Rhode Island shoppers may be in for a surprising decrease in the Rhode Island sales tax from 7% to 6.5% by virtue of a pending U.S. Supreme Court case. In South Dakota v. Wayfair, Inc., South Dakota is challenging the current rule that prohibits state and local governments from requiring retailers to collect sales taxes on online transactions unless the retailer has a “physical presence” in the jurisdiction. This rule has been in place for many years, and was most recently affirmed in 1992 before, as South Dakota’s lawyers noted in their petition to the Court, “Amazon was even selling books out of Jeff Bezos’s garage.”
If South Dakota prevails in its quest to overturn this rule, which would pave the way for unfettered state taxation of online sales, then states will likely require online retailers to collect the same taxes that their brick-and-mortar counterparts must. In fact, Rhode Island’s tax law expressly requires “remote sellers” (essentially, online retailers) to begin collecting “[u]pon passage of any federal law authorizing states to require remote sellers to collect and remit sales and use taxes.” 
If that happens, Rhode Islanders who patronize brick-and-mortar retailers may be in for a pleasant surprise. That is because Rhode Island’s sales and use tax statutes have been amended (in 2011 and again in 2013) to reduce the tax rates from 7% to 6.5%, also “upon passage of any federal law that authorizes states to require remote sellers to collect and remit sales and use taxes.”  Those statutes provide that the reduced rate “shall take effect on the date that the state requires remote sellers to collect and remit sale and use taxes.”

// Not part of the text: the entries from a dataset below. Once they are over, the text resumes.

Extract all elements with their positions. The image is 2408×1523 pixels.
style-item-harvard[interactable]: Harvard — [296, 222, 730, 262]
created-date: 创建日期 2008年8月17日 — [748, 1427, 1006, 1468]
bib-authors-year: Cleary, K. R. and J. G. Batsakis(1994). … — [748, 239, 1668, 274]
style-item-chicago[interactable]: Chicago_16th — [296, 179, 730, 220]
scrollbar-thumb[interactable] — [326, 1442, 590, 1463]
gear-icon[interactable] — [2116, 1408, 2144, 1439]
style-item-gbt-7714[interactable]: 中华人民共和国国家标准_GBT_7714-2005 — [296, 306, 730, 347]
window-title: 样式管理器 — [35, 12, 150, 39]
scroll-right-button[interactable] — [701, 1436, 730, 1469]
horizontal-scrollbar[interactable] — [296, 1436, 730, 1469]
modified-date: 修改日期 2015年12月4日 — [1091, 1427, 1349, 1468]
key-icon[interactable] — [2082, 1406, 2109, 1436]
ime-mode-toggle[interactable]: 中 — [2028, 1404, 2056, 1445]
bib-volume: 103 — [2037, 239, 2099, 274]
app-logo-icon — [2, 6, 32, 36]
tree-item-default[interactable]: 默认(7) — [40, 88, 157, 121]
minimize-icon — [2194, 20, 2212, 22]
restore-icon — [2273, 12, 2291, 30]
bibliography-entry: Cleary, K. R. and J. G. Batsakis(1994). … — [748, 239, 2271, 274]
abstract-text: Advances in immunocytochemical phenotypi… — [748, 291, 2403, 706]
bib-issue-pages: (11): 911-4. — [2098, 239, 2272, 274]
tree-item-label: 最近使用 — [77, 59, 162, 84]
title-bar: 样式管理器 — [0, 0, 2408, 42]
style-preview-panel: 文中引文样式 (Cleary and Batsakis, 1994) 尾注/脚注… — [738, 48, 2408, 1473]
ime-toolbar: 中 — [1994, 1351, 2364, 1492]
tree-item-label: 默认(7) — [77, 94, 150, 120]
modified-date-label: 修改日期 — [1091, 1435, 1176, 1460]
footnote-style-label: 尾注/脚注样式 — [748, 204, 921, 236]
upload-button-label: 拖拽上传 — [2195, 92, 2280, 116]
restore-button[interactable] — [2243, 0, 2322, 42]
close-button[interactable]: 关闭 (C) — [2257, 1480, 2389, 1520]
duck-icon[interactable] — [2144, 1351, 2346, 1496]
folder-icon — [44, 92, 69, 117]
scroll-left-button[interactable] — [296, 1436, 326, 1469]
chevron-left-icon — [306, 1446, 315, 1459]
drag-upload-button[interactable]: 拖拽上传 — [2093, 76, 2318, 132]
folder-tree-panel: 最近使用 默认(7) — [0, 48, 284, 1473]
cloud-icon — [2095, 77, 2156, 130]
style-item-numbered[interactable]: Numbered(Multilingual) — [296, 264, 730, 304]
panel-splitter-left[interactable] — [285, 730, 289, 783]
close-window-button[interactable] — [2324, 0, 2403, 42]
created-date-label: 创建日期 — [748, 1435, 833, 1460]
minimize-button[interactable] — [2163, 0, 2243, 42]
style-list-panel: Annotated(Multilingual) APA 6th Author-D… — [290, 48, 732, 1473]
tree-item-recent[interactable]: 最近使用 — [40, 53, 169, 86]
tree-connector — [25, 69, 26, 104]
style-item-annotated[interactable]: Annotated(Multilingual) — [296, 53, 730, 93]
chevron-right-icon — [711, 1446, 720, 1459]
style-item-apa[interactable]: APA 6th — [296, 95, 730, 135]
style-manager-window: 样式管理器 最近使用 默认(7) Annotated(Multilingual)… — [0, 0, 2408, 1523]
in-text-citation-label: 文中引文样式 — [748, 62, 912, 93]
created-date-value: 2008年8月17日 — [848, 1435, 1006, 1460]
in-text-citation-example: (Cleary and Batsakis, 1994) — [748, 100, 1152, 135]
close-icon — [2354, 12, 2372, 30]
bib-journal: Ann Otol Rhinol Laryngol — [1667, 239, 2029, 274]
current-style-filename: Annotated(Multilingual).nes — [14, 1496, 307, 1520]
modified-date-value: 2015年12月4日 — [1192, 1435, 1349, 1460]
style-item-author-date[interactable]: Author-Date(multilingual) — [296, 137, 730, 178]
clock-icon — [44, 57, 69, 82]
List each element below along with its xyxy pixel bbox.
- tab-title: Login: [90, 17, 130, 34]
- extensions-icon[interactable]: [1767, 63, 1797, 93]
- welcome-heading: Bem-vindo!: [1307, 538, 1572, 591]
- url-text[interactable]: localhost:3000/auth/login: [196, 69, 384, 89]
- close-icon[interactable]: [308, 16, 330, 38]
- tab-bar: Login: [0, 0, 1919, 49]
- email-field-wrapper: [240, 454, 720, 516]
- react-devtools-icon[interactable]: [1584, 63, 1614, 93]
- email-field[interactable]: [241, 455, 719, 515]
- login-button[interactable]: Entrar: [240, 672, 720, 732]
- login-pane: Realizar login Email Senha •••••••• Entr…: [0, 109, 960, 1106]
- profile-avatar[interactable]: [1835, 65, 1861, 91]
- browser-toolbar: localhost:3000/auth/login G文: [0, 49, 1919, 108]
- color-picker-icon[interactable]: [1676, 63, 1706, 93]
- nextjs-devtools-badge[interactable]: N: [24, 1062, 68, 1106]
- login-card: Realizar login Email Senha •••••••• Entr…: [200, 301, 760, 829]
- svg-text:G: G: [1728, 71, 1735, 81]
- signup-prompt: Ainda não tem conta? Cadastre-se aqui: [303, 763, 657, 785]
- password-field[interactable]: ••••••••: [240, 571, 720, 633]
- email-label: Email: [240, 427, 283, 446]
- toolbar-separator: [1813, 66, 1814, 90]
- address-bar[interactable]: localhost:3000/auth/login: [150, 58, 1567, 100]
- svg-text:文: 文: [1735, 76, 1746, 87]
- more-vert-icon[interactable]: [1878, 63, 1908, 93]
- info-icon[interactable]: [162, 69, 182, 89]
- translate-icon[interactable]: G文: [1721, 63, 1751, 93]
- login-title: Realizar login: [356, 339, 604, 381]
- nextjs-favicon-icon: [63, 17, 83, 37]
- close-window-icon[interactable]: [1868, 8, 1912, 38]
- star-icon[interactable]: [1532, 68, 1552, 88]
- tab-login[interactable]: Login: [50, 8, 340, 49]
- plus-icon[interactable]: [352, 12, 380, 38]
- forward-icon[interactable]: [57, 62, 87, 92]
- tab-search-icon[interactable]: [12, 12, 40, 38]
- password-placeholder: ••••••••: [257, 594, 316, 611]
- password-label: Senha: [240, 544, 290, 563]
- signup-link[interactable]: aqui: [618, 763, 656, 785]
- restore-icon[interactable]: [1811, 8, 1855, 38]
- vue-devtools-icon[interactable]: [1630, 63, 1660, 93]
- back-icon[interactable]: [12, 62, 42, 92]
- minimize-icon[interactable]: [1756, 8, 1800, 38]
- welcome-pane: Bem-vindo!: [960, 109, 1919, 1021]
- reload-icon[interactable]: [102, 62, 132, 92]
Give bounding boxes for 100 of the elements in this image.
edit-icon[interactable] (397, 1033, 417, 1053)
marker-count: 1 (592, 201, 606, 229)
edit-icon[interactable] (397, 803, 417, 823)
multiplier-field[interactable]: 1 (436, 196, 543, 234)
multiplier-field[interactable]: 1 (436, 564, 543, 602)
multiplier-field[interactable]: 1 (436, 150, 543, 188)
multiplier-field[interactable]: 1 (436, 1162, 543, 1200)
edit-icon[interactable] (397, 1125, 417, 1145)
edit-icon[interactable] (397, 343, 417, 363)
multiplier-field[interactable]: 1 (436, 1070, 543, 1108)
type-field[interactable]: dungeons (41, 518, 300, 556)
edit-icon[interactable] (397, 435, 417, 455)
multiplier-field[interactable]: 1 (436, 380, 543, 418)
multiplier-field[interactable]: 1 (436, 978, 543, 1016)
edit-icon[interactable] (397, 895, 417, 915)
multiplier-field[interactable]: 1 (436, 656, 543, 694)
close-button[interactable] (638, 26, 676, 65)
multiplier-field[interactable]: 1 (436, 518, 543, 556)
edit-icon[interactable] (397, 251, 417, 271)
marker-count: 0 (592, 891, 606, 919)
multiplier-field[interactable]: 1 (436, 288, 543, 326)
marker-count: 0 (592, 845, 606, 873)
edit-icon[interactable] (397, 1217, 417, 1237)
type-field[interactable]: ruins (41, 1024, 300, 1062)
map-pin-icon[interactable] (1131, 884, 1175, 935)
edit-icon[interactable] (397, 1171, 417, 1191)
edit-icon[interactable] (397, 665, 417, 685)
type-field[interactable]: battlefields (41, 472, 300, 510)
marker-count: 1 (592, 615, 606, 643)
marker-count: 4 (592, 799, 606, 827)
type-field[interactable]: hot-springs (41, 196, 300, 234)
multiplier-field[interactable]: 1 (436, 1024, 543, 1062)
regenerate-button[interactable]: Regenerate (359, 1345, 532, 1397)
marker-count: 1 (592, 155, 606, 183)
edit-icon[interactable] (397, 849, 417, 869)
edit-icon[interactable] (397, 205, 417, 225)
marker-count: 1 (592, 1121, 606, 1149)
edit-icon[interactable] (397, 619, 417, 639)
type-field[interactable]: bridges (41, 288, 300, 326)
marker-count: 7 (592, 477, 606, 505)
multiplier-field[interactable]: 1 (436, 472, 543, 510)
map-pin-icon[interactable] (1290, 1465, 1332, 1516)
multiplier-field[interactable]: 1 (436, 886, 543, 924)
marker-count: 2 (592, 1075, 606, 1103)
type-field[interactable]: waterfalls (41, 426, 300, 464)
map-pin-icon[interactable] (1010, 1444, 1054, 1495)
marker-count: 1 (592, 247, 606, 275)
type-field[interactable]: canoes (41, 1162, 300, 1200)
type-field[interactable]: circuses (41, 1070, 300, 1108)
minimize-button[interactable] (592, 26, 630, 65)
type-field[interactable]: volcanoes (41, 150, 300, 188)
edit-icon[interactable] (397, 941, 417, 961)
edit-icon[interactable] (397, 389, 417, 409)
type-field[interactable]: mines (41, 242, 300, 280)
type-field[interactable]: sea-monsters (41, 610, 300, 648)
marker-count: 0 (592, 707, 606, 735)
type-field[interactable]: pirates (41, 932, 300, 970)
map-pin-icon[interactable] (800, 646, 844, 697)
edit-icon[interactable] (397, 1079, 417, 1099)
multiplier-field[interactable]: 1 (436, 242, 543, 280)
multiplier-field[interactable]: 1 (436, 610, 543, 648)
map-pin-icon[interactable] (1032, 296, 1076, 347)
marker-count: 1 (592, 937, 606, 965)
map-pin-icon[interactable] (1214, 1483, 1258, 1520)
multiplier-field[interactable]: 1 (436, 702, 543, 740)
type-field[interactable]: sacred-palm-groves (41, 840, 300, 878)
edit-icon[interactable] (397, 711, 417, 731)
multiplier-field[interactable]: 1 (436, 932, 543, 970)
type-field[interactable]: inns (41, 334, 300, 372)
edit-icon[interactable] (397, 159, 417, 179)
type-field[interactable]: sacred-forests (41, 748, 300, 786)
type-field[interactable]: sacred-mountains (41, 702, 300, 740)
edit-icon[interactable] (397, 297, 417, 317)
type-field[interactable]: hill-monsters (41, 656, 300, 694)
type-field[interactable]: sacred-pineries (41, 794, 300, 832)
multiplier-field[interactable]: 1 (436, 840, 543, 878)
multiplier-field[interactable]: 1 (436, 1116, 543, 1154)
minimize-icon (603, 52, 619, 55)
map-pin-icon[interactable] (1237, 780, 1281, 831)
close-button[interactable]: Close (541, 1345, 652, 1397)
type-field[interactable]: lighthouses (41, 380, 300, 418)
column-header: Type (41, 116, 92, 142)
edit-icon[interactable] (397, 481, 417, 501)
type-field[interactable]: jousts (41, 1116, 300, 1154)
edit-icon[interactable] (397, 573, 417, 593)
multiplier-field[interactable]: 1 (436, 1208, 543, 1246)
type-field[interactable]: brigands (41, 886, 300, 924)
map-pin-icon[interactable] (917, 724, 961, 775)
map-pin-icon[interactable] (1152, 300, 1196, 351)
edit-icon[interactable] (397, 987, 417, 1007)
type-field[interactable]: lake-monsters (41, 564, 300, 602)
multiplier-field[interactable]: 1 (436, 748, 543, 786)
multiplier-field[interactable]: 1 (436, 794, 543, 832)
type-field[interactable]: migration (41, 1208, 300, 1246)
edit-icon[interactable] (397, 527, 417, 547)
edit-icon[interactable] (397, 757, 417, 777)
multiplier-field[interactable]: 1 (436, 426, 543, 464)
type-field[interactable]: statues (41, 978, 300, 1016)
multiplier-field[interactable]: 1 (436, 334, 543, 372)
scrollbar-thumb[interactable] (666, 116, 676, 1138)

Because the “passage of a federal law” is a trigger to both provisions, the State cannot plausibly argue that it can require remote sellers to collect sales taxes without also implementing the accompanying rate reduction. However, online retailers seeking to avoid having to collect taxes may argue that a decision handed down by the Supreme Court is not the same thing as “passage of a federal law” by Congress. If that happens, a court may need to decide whether a ruling in favor of South Dakota in the Wayfair case triggers the statutes quoted above.
Critical to this inquiry will be determining what the Rhode Island General Assembly intended when it enacted these statutes. Fortunately, the General Assembly was clear about that. The statutes themselves declare that the rate reduction is “in recognition of the work being performed by the streamlined sales and use tax governing board.” That board has publicly criticized online retailers’ ability to avoid collecting sales taxes, and filed a brief supporting South Dakota in the Wayfair case.
This language, therefore, strongly suggests that the General Assembly intended that online transactions be taxed and that the rate be reduced once federal law permits states to require retailers to collect taxes for online sales. Precisely how that change in the law occurs is irrelevant. If so, a judicial decision in the Wayfair case abrogating that current rule would lead to a lower tax bill for shoppers at Rhode Island brick-and-mortar retailers.
- R.I. Gen. Laws § 44-18-15.2(b).
- R.I. Gen. Laws § 44-18-18 (sales tax); R.I. Gen. Laws § 44-18-20 (use tax).
- R.I. Gen. Laws § 44-18-18; R.I. Gen. Laws § 44-18-20.